Ten artykuł jest wyświetlany w trybie archiwalnym, co może skutkować nieprawidłowym wyświetlaniem niektórych elementów.

Wrócili z delegacji z Niemiec wprost do pracy? List od ostrowskiego pracownika Mahle

„Jestem pracownikiem biurowym Mahle. Chciałbym podzielić się z innymi, co w takiej międzynarodowej i wielkiej firmie się dzieje. Ktoś mógłby pomyśleć że prewencja jest tu na porządku dziennym. Nic bardziej mylnego.” – tak rozpoczyna się mail od anonimowego informatora.

„9 marca (poniedziałek) z delegacji z Niemiec wróciło kilka osób. Wrócili z obszarów, gdzie były przypadki zakażonych osób. Jak to bywa na delegacji, by dostać się do firmy jeździ się autobusem, co drastycznie podnosi prawdopodobieństwo zakażenia” – czytamy dalej.

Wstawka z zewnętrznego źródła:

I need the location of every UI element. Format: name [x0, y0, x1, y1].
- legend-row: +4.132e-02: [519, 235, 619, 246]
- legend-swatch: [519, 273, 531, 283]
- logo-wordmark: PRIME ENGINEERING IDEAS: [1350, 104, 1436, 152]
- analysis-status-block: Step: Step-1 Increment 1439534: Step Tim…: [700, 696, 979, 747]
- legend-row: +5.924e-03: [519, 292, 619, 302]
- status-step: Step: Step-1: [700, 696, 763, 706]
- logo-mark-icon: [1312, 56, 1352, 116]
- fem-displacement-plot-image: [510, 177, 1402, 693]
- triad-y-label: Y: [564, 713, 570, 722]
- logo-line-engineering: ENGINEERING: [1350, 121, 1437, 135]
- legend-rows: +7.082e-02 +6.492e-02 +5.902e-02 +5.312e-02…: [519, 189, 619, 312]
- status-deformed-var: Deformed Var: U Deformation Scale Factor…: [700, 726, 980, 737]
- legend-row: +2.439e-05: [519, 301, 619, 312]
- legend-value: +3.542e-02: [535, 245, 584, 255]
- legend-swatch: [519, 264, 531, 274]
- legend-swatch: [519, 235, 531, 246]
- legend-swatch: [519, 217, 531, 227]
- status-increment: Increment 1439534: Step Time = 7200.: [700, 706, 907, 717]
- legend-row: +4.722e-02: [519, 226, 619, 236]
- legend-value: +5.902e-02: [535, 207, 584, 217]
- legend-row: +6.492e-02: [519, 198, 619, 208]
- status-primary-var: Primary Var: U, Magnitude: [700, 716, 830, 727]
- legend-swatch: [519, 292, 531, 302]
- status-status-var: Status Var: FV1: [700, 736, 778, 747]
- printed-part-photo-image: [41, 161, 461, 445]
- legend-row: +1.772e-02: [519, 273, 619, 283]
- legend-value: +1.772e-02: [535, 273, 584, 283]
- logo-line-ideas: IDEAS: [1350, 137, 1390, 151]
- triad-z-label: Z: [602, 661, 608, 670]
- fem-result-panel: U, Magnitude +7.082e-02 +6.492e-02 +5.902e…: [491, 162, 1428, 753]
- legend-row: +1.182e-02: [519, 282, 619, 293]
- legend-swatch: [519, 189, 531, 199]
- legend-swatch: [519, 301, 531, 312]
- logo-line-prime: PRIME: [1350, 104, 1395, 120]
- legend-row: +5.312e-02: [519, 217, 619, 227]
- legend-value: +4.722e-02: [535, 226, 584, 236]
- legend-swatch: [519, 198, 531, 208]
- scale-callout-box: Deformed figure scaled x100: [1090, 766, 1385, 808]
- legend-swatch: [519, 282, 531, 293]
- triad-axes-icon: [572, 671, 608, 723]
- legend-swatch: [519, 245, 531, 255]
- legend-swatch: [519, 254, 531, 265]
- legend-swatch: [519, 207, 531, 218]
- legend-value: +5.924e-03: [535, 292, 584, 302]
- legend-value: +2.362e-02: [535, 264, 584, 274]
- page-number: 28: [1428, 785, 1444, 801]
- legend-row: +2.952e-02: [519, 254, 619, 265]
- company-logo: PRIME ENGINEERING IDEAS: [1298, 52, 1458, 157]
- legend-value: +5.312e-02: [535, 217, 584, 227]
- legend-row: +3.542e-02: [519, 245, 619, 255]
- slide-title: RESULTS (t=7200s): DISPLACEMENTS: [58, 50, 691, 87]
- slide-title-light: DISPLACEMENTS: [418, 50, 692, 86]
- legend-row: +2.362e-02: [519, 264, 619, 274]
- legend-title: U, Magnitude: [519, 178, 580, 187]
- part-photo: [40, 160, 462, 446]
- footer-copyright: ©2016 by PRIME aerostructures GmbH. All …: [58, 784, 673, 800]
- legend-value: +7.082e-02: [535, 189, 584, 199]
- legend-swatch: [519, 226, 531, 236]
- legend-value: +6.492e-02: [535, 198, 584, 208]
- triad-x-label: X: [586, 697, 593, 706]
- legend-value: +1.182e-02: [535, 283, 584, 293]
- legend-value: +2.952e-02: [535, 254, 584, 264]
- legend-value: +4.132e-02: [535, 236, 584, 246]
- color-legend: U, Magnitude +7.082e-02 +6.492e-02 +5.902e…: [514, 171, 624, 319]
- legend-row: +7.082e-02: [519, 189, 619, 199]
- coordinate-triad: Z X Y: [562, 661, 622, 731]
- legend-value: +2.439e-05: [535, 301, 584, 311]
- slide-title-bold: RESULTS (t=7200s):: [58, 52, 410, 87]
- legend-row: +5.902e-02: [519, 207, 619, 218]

Zdaniem anonimowego informatora osoby, które wróciły z delegacji przez trzy dni przebywały na terenie firmy i nie zostały poddane żadnym badaniom.„Dziś (środa -przyp.red.) zostaliśmy poinformowani że te osoby mogą być nosicielami wirusa i od dziś na dwa tygodnie zostaną wysłane na kwarantannę domowa, będą mogły normalnie chodzić po mieście lecz nie mogą przyjść do pracy (jest to minimum 6 osób). Szkoda ze jeśli są faktycznie nosicielami to zdążyli zakazić dziesiątki lub nawet setki osób(…)W firmie pracuje ponad 2 tysiące ludzi, którzy także mogli zostać w pośredni sposób zakażeni. Sanepid był w Mahle około 2 tygodnie temu, ponieważ już były zgłoszenia, że pracownicy się źle czują. Chcę tylko ostrzec wszystkich, by dbali o higienę i nie ignorowali tego co się dzieję. Sanepid zostanie znów poinformowany o tym jak firma bagatelizuje możliwość narażenia zdrowia pracowników”

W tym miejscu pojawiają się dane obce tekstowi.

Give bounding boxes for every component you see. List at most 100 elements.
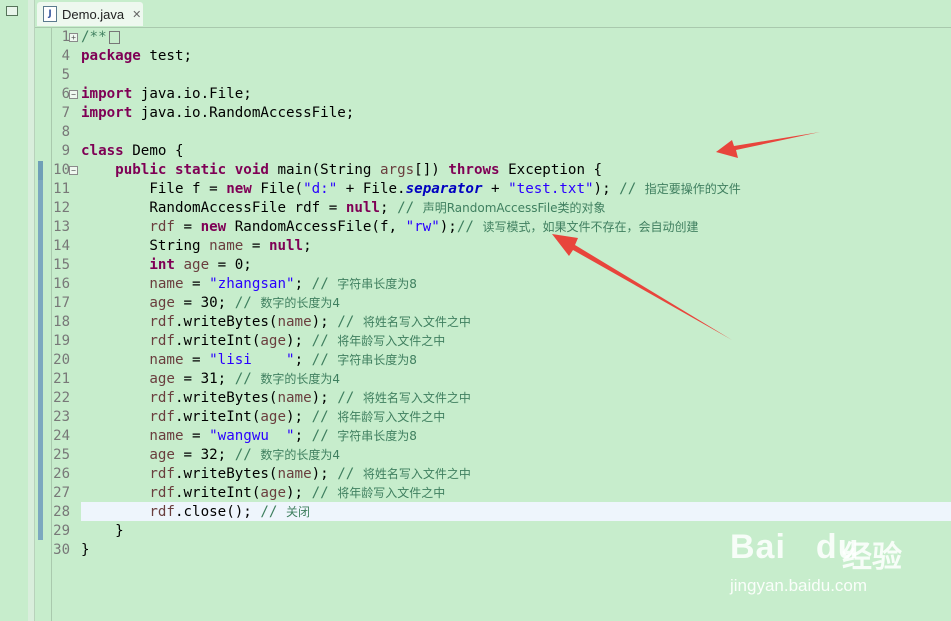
line-number-row: 12 bbox=[52, 199, 78, 218]
code-line-18: rdf.writeBytes(name); // 将姓名写入文件之中 bbox=[81, 313, 471, 332]
comment-marker: // bbox=[311, 333, 338, 349]
keyword: new bbox=[200, 219, 227, 235]
comment-marker: // bbox=[619, 181, 645, 197]
line-number: 10 bbox=[53, 162, 70, 178]
code-text: ); bbox=[593, 181, 620, 197]
comment: // 将姓名写入文件之中 bbox=[337, 466, 471, 482]
variable: name bbox=[209, 238, 244, 254]
code-text: String bbox=[149, 238, 210, 254]
comment-text: 声明RandomAccessFile类的对象 bbox=[422, 201, 606, 215]
comment-text: 指定要操作的文件 bbox=[644, 182, 741, 196]
code-text: .writeBytes( bbox=[174, 390, 278, 406]
java-file-icon: J bbox=[43, 6, 57, 22]
code-text: + File. bbox=[337, 181, 406, 197]
line-number-row: 29 bbox=[52, 522, 78, 541]
watermark-url: jingyan.baidu.com bbox=[730, 576, 868, 595]
code-line-15: int age = 0; bbox=[81, 256, 252, 275]
close-icon[interactable]: ✕ bbox=[132, 8, 141, 21]
keyword: int bbox=[149, 257, 175, 273]
comment-marker: // bbox=[234, 295, 261, 311]
line-number: 26 bbox=[53, 466, 70, 482]
code-text: = bbox=[183, 428, 210, 444]
comment-marker: // bbox=[337, 390, 363, 406]
comment-text: 将年龄写入文件之中 bbox=[337, 410, 446, 424]
line-number: 5 bbox=[61, 67, 70, 83]
code-line-28: rdf.close(); // 关闭 bbox=[81, 503, 310, 522]
code-line-4: package test; bbox=[81, 47, 192, 66]
comment-marker: // bbox=[311, 352, 338, 368]
comment: // 字符串长度为8 bbox=[312, 276, 417, 292]
editor-tab-demo-java[interactable]: J Demo.java ✕ bbox=[37, 2, 143, 26]
code-text: } bbox=[115, 523, 124, 539]
static-field: separator bbox=[405, 181, 483, 197]
comment-text: 将姓名写入文件之中 bbox=[362, 391, 471, 405]
line-number: 14 bbox=[53, 238, 70, 254]
code-text: } bbox=[81, 542, 90, 558]
line-number: 17 bbox=[53, 295, 70, 311]
keyword: import bbox=[81, 86, 133, 102]
comment: /** bbox=[81, 29, 107, 45]
code-text: []) bbox=[414, 162, 449, 178]
comment-marker: // bbox=[260, 504, 287, 520]
code-text: = 32; bbox=[174, 447, 235, 463]
occurrence-marker bbox=[38, 161, 43, 180]
code-text: = 30; bbox=[174, 295, 235, 311]
collapse-fold-icon[interactable]: − bbox=[69, 90, 78, 99]
collapse-fold-icon[interactable]: − bbox=[69, 166, 78, 175]
line-number: 8 bbox=[61, 124, 70, 140]
variable: rdf bbox=[149, 485, 175, 501]
code-line-17: age = 30; // 数字的长度为4 bbox=[81, 294, 340, 313]
panel-divider[interactable] bbox=[28, 0, 35, 621]
string-literal: "zhangsan" bbox=[209, 276, 295, 292]
code-text: RandomAccessFile(f, bbox=[226, 219, 406, 235]
variable: rdf bbox=[149, 504, 175, 520]
line-number-row: 4 bbox=[52, 47, 78, 66]
comment-text: 字符串长度为8 bbox=[337, 429, 417, 443]
variable: name bbox=[149, 276, 184, 292]
keyword: package bbox=[81, 48, 141, 64]
code-text: .writeBytes( bbox=[174, 466, 278, 482]
keyword: throws bbox=[448, 162, 500, 178]
variable: rdf bbox=[149, 466, 175, 482]
line-number-row: 19 bbox=[52, 332, 78, 351]
code-line-29: } bbox=[81, 522, 124, 541]
line-number: 4 bbox=[61, 48, 70, 64]
code-text: ); bbox=[439, 219, 457, 235]
comment-marker: // bbox=[311, 485, 338, 501]
line-number-row: 1 + bbox=[52, 28, 78, 47]
comment: // 关闭 bbox=[260, 504, 310, 520]
code-line-14: String name = null; bbox=[81, 237, 311, 256]
comment-marker: // bbox=[337, 314, 363, 330]
line-number: 20 bbox=[53, 352, 70, 368]
variable: age bbox=[260, 485, 287, 501]
comment-marker: // bbox=[311, 276, 338, 292]
comment: // 将年龄写入文件之中 bbox=[312, 485, 446, 501]
comment-text: 读写模式，如果文件不存在，会自动创建 bbox=[482, 220, 699, 234]
code-line-10: public static void main(String args[]) t… bbox=[81, 161, 602, 180]
variable: rdf bbox=[149, 314, 175, 330]
line-number: 15 bbox=[53, 257, 70, 273]
variable: name bbox=[277, 466, 312, 482]
comment: // 声明RandomAccessFile类的对象 bbox=[397, 200, 605, 216]
line-number: 7 bbox=[61, 105, 70, 121]
comment: // 读写模式，如果文件不存在，会自动创建 bbox=[457, 219, 699, 235]
comment: // 数字的长度为4 bbox=[235, 371, 340, 387]
comment: // 将姓名写入文件之中 bbox=[337, 314, 471, 330]
comment-text: 数字的长度为4 bbox=[260, 372, 341, 386]
line-number-row: 9 bbox=[52, 142, 78, 161]
vertical-ruler[interactable] bbox=[35, 28, 52, 621]
restore-view-icon[interactable] bbox=[6, 6, 18, 16]
line-number-row: 23 bbox=[52, 408, 78, 427]
expand-fold-icon[interactable]: + bbox=[69, 33, 78, 42]
line-number-row: 17 bbox=[52, 294, 78, 313]
line-number: 27 bbox=[53, 485, 70, 501]
line-number-row: 21 bbox=[52, 370, 78, 389]
comment-text: 将姓名写入文件之中 bbox=[362, 467, 471, 481]
line-number-row: 8 bbox=[52, 123, 78, 142]
collapsed-comment-icon[interactable] bbox=[108, 30, 120, 44]
code-text: ); bbox=[286, 333, 312, 349]
variable: name bbox=[149, 352, 184, 368]
left-panel bbox=[0, 0, 29, 621]
code-line-19: rdf.writeInt(age); // 将年龄写入文件之中 bbox=[81, 332, 445, 351]
line-number: 12 bbox=[53, 200, 70, 216]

Jesteśmy po rozmowie z firmą MAHLE i otrzymaliśmy oficjalne stanowisko w tej sprawie. – MAHLE jako firma międzynarodowa ze szczególną uwagą śledzi i reaguje na informacje dotyczące zagrożeń związanych z koronawirusem. Już od kilku tygodniu informujemy pracowników na bieżąco o istniejących zagrożeniach i zalecanych przez oficjalne instytucje środkach ostrożności. Bardzo szybko wprowadziliśmy ograniczenia w wyjazdach służbowych do rejonów podwyższonego ryzyka i przestrzegamy zasad braku kontaktów z osobami, które przebywały w tych rejonach. Wobec doniesień na temat koronawirusa w Polsce, wyprzedzająco wprowadziliśmy dalej idące ograniczenia, m.in. rezygnując z podróży służbowych i ograniczając możliwość przebywania na terenie zakładu gości z zewnątrz, nie będących pracownikami. Jednocześnie pracownicy, którzy przebywali za granicą, w szczególności w krajach o podwyższonym ryzyku zakażenia, przez 14 dni nie mogą przychodzić do zakładu pracy. Sytuacja przebywania w tym tygodniu na terenie ostrowskiego zakładu kilku pracowników powracających z zagranicy nie miała miejsca. W przypadku istotnej zmiany okoliczności i pojawienia się nowych zaleceń od państwowych organów ochrony zdrowia, będziemy na bieżąco reagować i wprowadzać dalsze środki ostrożności – poinformował nas Przemysław Kotwicki.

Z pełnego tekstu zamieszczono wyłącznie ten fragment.